Following the idea that philosophical problems dissolve in Verissimo’s work, Night it could be his first explicit homage to French existentialist ideas. This is, in fact, a point that deserves further investigation. In any case, we can find out in Night some characteristics of existentialist literature, such as: the evidence of a culture in crisis, the hero or anti-hero facing a “borderline situation”, the search for an authentic life and the awareness of freedom. In other respects, however, the novel seems, in terms of mood and atmosphere, in the popular tradition of the detective story. It certainly reminds us of a post-war novel like that of Léo Malet. it’s always night (1948). Both are defiant, haunting, and value alienation at the core of their characters.
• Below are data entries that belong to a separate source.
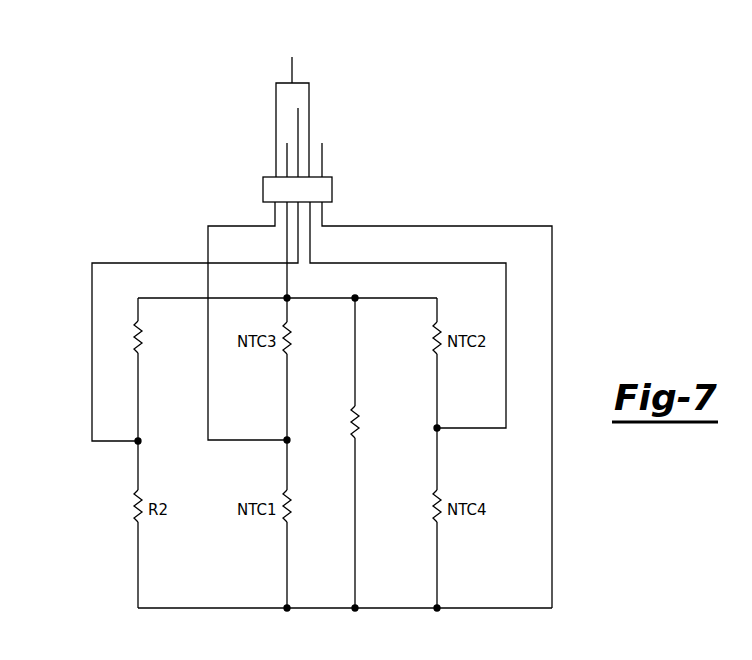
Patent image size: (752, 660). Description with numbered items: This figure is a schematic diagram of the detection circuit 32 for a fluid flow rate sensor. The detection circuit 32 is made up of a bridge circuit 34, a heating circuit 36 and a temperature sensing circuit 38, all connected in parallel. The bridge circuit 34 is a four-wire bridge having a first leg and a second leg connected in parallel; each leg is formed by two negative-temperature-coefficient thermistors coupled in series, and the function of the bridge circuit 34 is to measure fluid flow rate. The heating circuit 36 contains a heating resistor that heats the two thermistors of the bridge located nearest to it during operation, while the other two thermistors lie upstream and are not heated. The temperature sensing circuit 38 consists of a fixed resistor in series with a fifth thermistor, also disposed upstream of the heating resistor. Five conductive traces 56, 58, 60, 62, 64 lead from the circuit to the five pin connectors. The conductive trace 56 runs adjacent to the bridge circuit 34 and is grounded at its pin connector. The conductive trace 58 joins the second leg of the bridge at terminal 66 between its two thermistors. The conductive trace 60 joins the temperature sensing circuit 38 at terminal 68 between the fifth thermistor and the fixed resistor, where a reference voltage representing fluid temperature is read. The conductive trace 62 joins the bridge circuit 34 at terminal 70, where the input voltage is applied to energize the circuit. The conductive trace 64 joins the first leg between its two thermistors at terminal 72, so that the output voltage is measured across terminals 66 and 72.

The detection circuit 32 is at (105, 178).
The bridge circuit 34 is at (461, 620).
The heating circuit 36 is at (367, 460).
The temperature sensing circuit 38 is at (150, 388).
The conductive trace 56 is at (487, 225).
The conductive trace 58 is at (432, 262).
The conductive trace 60 is at (242, 262).
The conductive trace 62 is at (287, 278).
The conductive trace 64 is at (232, 224).
The terminal 66 is at (472, 428).
The terminal 68 is at (115, 443).
The terminal 70 is at (315, 300).
The terminal 72 is at (247, 440).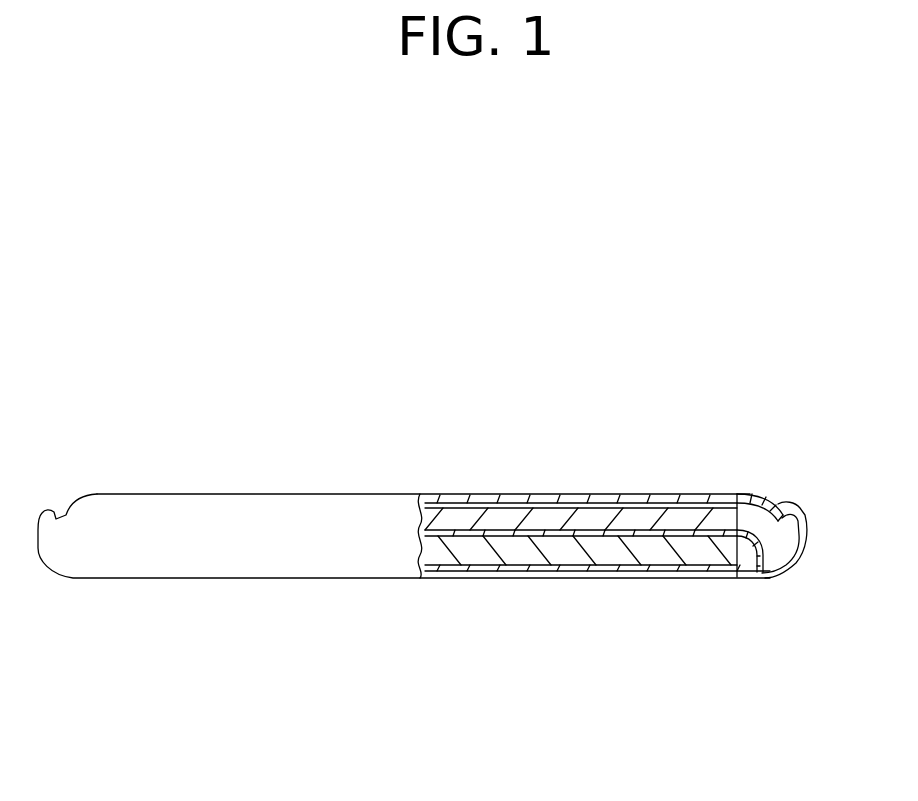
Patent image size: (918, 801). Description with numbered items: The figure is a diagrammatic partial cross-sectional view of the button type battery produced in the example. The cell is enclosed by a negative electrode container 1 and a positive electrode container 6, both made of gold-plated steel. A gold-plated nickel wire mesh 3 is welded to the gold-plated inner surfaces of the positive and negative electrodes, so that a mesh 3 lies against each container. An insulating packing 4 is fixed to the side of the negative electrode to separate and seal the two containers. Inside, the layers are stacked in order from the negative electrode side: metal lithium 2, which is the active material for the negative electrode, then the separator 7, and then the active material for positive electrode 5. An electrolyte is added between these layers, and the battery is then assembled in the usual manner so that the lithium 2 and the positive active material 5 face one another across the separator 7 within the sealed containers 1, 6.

The negative electrode container 1 is at (450, 494).
The lithium 2 is at (570, 513).
The gold-plated nickel wire mesh 3 is at (523, 494).
The insulating packing 4 is at (777, 545).
The active material for positive electrode 5 is at (616, 553).
The positive electrode container 6 is at (553, 575).
The separator 7 is at (732, 492).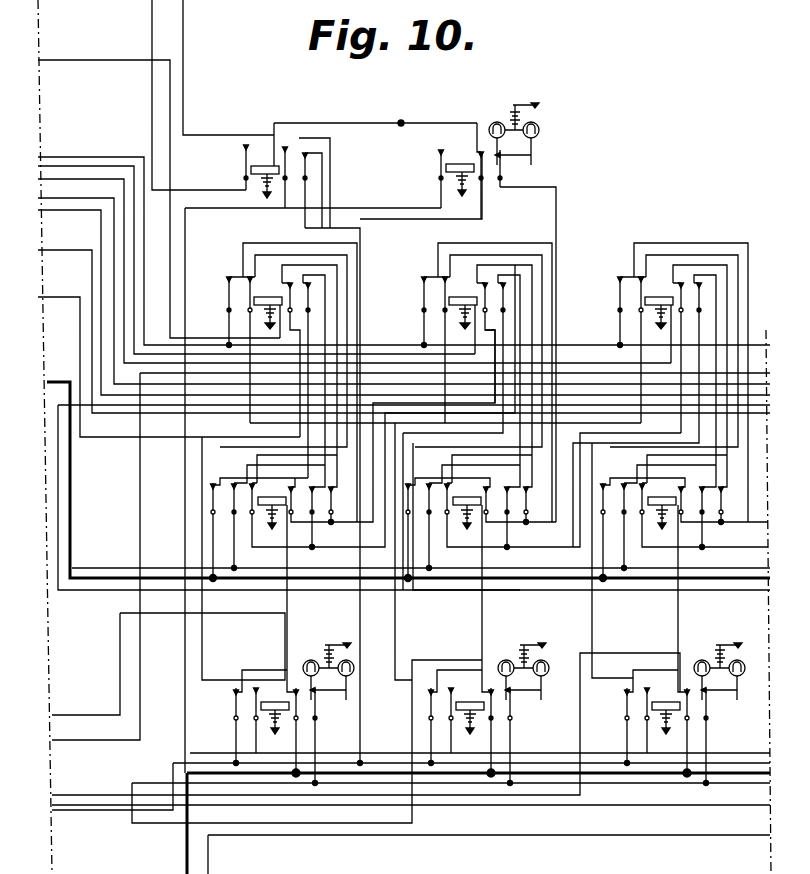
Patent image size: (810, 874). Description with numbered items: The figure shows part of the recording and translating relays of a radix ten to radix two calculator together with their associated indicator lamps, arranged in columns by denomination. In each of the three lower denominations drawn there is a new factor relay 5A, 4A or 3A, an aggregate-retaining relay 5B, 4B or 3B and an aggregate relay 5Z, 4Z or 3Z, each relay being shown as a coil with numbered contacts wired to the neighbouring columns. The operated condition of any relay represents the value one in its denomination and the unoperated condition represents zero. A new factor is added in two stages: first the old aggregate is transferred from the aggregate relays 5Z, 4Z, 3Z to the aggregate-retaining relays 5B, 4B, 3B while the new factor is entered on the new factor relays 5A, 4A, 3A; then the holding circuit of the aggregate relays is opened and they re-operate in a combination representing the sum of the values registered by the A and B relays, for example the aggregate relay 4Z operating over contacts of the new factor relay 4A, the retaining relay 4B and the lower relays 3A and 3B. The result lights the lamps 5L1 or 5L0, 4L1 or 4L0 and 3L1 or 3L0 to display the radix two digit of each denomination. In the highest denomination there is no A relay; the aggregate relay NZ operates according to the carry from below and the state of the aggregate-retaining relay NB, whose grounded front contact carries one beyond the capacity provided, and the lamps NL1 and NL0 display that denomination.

There is the buildup of a gradual threat as the shadow of incommunicability looms ever closer in these stories.

Night takes the reader into a claustrophobic world where amnesiac protagonist Robert the Stranger is searching for his identity. Because this is the story of the Stranger, the desperate seeker of his own identity; and how he was led through the ghastly night by the dangerous people he met in a seedy pub by the docks: Martin the Master, with his cynical and nihilistic outlook on life, and Claude the dwarf, a psychopathic artist who he strangely gravitates towards his Master, the cynical pimp. His companions manage to convince Robert that he is a murderer. The Brazilian critic R. Zilberman sees the main character as a kind of “human Pinocchio”, since he seems lost in the hands of his companions like the famous Collodi character. Robert narrowly escapes being caught by the two night birds when around dawn he meets Lili, a redheaded prostitute. Other than the anti-hero, she seems to be the only authentic human figure in the tale. After making love to her, he finally begins to remember the events of the day before: her wife left him (“If I came back, my God, if I came back, I promise you that from now on everything will be different.”).

Erico Verissimo’s characters in Night they will remain in our memory forever: they continue to haunt us to this day.

References

Bordini, Maria da Gloria.. 2006. After the incident. In: Verísimo, Erico. Incident in Antares . Sao Paulo: Companhia das Letras.

Chaves, Flavio Loureiro. The narrative of solidity. In: Verísimo, Erico. 1987. Note . Rio de Janeiro, Globe.

Picchio, Luciana Stegagno. History of Brazilian Literature . Turin, Einaudi, 1997.

Zilbermann, Regina. 1985. Gaucho Literature . Porto Alegre, L&PM.